IAM professionals and infosec leaders often use analyst planning guides as a blueprint for both investment and implementation. However, this has proved to be a challenge for machine identity architects because there was no resource for them to consult. Until now. This year’s Gartner 2021 Planning Guide for Identity and Access Management highlights some previously existing trends, but also introduces whole new categories of risk that require strategic planning.
In particular, I’d like to explore a whole new focus area that has surfaced:
“Keys, Secrets, Things, Agents, Containers Will Drive Broader IAM Scope”
Basically, this focus breaks down into two distinct and fundamentally different needs. You’ve got to “Treat non-human entities as first-class citizens.” But, in the process you also have to “Manage keys, secrets for machine identities.”
This new consideration is, in part, a recognition that the IAM security landscape has permanently shifted. Machine identities, in the form of TLS certificates, SSH keys, API keys, code signing certificates and JSON tokens and more now vastly outnumber the human identities on our networks. With mesh architectures and micro-segmentation, hundreds or thousands of dynamic machine identities now replace single, monolithic objects and their more static, long-term identities.
To break this new concept down into useful, implementable chunks, I’d like to give you my perspective on the high-level 7-step checklist that Gartner provides for practitioners to study and for managers to begin planning their budgets around.
CIO Study: Outages Escalating with Massive Growth in Machine Identities
1. Define types of machine identities
It’s almost a certainty that your organization is using SSL/TLS certificates to secure web sites and services. Probably many more than you think. On average, a new Venafi customer discovers over 57,000 keys and certificates they didn’t know they had, according to independent research company TechValidate.
But that’s only one type of identity. Do your system admins use SSH keys to provide access to back-end systems? How about your developers? Are API keys being used, or endpoint certificates for people and small devices? Are code-signing certificates leading to unseen, unaccounted for, and possible unsecured key sprawl?
2. Define high-level policies for machine identities
Once you know what kind of keys you’re using, you need to create a policy for them. In fact, the US National Institute for Standards and Technology (NIST) introduced a new special publication last year that went into a deep dive on what a TLS policy should contain: Which certificate authorities (CAs) are allowed to issue for your organization? How long should certs last? What are the secure configurations for each certificate, and how is it tracked to organizational structure, purpose and risk? Get a summary of NIST 1800-16, “Securing Web Transactions: TLS Server Certificate Management” here.

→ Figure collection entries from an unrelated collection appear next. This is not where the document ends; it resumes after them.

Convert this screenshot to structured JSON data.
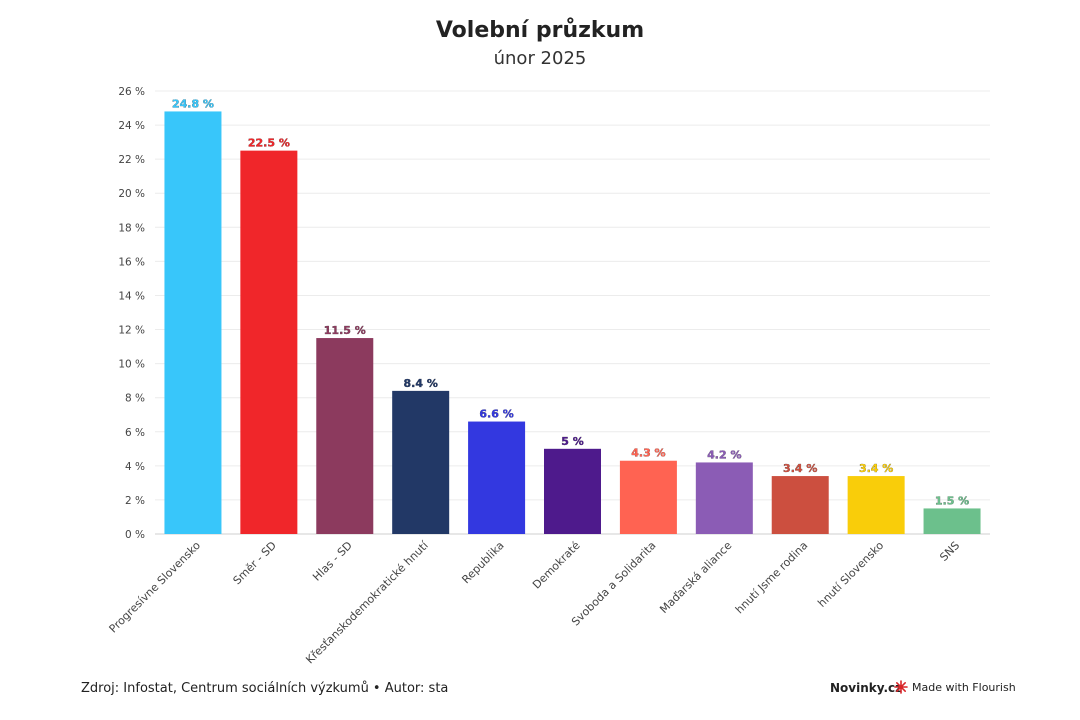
{
  "header": {
    "title": "Volební průzkum",
    "subtitle": "únor 2025"
  },
  "chart_data": {
    "type": "bar",
    "title": "Volební průzkum",
    "subtitle": "únor 2025",
    "xlabel": "",
    "ylabel": "",
    "ylim": [
      0,
      26
    ],
    "ytick_step": 2,
    "ytick_suffix": " %",
    "grid": true,
    "categories": [
      "Progresívne Slovensko",
      "Směr - SD",
      "Hlas - SD",
      "Křesťanskodemokratické hnutí",
      "Republika",
      "Demokraté",
      "Svoboda a Solidarita",
      "Maďarská aliance",
      "hnutí Jsme rodina",
      "hnutí Slovensko",
      "SNS"
    ],
    "values": [
      24.8,
      22.5,
      11.5,
      8.4,
      6.6,
      5,
      4.3,
      4.2,
      3.4,
      3.4,
      1.5
    ],
    "value_labels": [
      "24.8 %",
      "22.5 %",
      "11.5 %",
      "8.4 %",
      "6.6 %",
      "5 %",
      "4.3 %",
      "4.2 %",
      "3.4 %",
      "3.4 %",
      "1.5 %"
    ],
    "colors": [
      "#38c6fa",
      "#f0262a",
      "#8c3a5e",
      "#223866",
      "#3338e0",
      "#4e1a8c",
      "#ff6352",
      "#8b5cb5",
      "#cc4f3f",
      "#f9cd0a",
      "#6cc08c"
    ]
  },
  "footer": {
    "source": "Zdroj: Infostat, Centrum sociálních výzkumů • Autor: sta",
    "brand": "Novinky.cz",
    "flourish": "Made with Flourish"
  }
}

But that’s just for your SSL/TLS certificates. Does your policy for SSHH keys allow port forwarding? Does it establish a need for source control? And so on, the myriad types of machine identity your organization relies on.
3. Define target architectures for machine identities
If you’re like most organizations in a world experiencing rapid transformation, you’ve likely got a plethora of different computing environments. You’ve still got traditional infrastructure, but you’ve also got private cloud, public cloud, hybrid, containers and more.

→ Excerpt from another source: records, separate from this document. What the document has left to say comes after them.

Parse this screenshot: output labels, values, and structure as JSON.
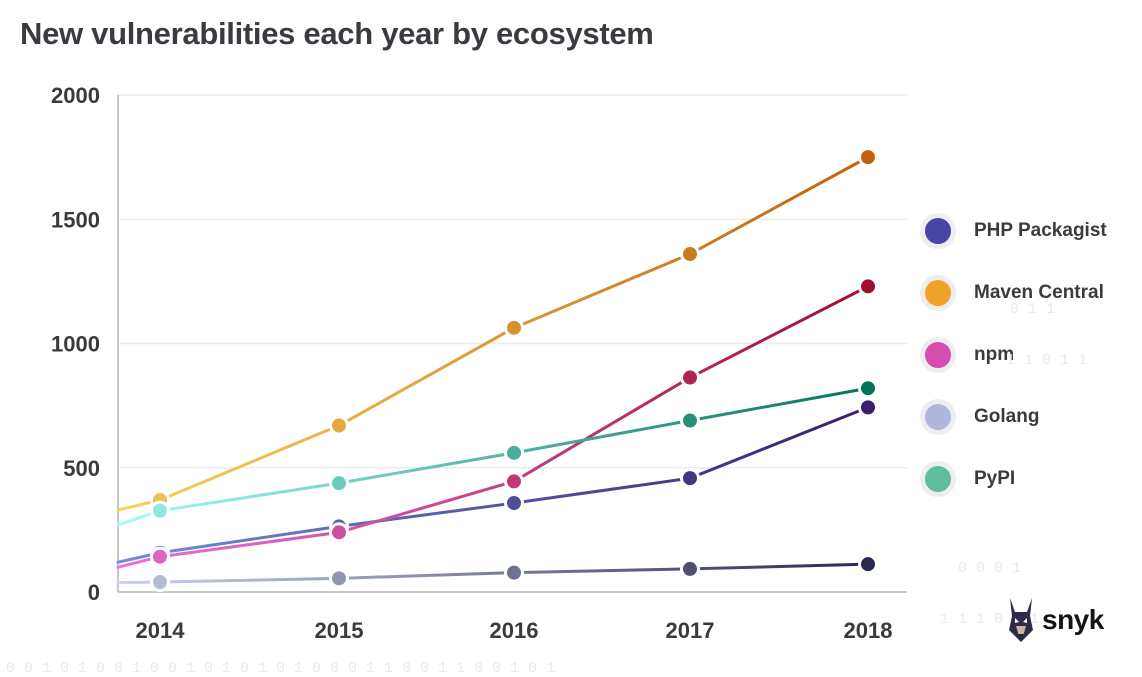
{
  "title": "New vulnerabilities each year by ecosystem",
  "brand": {
    "name": "snyk",
    "logo_icon": "doberman-logo-icon"
  },
  "decoration": {
    "binary_rows": [
      "0 1 1",
      "1 1 0 1 1",
      "0 0 0 1",
      "1 1 1 0 0 1",
      "0 0 1 0 1 0 0 1 0 0 1 0 1 0 1 0 1 0 0 0 1 1 0 0 1 1 0 0 1 0 1"
    ]
  },
  "chart_data": {
    "type": "line",
    "title": "New vulnerabilities each year by ecosystem",
    "xlabel": "",
    "ylabel": "",
    "categories": [
      "2014",
      "2015",
      "2016",
      "2017",
      "2018"
    ],
    "yticks": [
      0,
      500,
      1000,
      1500,
      2000
    ],
    "ylim": [
      0,
      2000
    ],
    "grid": true,
    "legend_position": "right",
    "series": [
      {
        "name": "PHP Packagist",
        "values": [
          158,
          264,
          358,
          458,
          743
        ],
        "color_start": "#6f8fd6",
        "color_end": "#3b1d6b",
        "legend_color": "#4b44a8",
        "lead_in": 120
      },
      {
        "name": "Maven Central",
        "values": [
          370,
          670,
          1063,
          1360,
          1750
        ],
        "color_start": "#f7d35f",
        "color_end": "#c2610e",
        "legend_color": "#f0a32b",
        "lead_in": 330
      },
      {
        "name": "npm",
        "values": [
          142,
          240,
          445,
          863,
          1230
        ],
        "color_start": "#e872e0",
        "color_end": "#a00f2e",
        "legend_color": "#d44daf",
        "lead_in": 100
      },
      {
        "name": "Golang",
        "values": [
          40,
          55,
          78,
          93,
          112
        ],
        "color_start": "#cbd4ea",
        "color_end": "#2b2a52",
        "legend_color": "#b0b7dc",
        "lead_in": 38
      },
      {
        "name": "PyPI",
        "values": [
          327,
          438,
          560,
          690,
          820
        ],
        "color_start": "#a9fbf4",
        "color_end": "#06735a",
        "legend_color": "#5fbf9c",
        "lead_in": 270
      }
    ]
  }
}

This requirement asks for a precise inventory of the environments machine identities will be working in, along with an outlook for the emerging architectures of the future. Is the organization pursuing mesh architectures? If so, will there be requirements for many:many mTLS (mutual TLS) connections?
4. Evaluate existing technologies that manage machine identities, keys, secrets and certificates
For the last ten years the need for more and more certificates and keys has driven many companies to develop their own home-grown solutions for key and certificate management. These worked fine, given the scales of the early 2000s. But now machine identities are exploding in number, and doing so exponentially, year over year.
If it takes a person two hours to issues and install a certificate, these automated systems might be able to do it in 30 minutes. This sounds acceptable, and in many cases even reasonable … until the number of machine identities quadruples, and then quadruples again, in the same year.
5. Do a gap analysis
You know what you have, and you know what you need. Do the detailed gap analysis that lays out—objectively and even harshly—how your machine identity management capabilities differ from those defined by Gartner and other analysts.
6. Define new solutions and best practices
This is a call to get away from “set and forget” PKI. Organizations need to rethink and reimagine what solutions will look like in the very near future. Will you need to inject certificates into CI/CD pipelines automatically, using defined API calls? Will you need to audit against on-prem, cloud , and remote machine identity configurations?
Start with a resource like Venafi’s Machine Identity Management Blueprint to get you started on this cross-functional project.
7. Lay out, and spend time communicating, a roadmap
How are you going to get there? In all likelihood the distance between where you are today (as defined by your own analysis) and where you need to be (as defined by any number of the assets linked to this post). Then, how are you going to get there? Through what milestones? Through what gates and with what kind of collaboration between team?
The IAM landscape is changing. For practitioners and strategists alike, one of the largest, fastest and most tectonic of these changes is the arrival of the Machine Identity Management category – at scale and with high a need for surprisingly high assurance. It’s time to get started.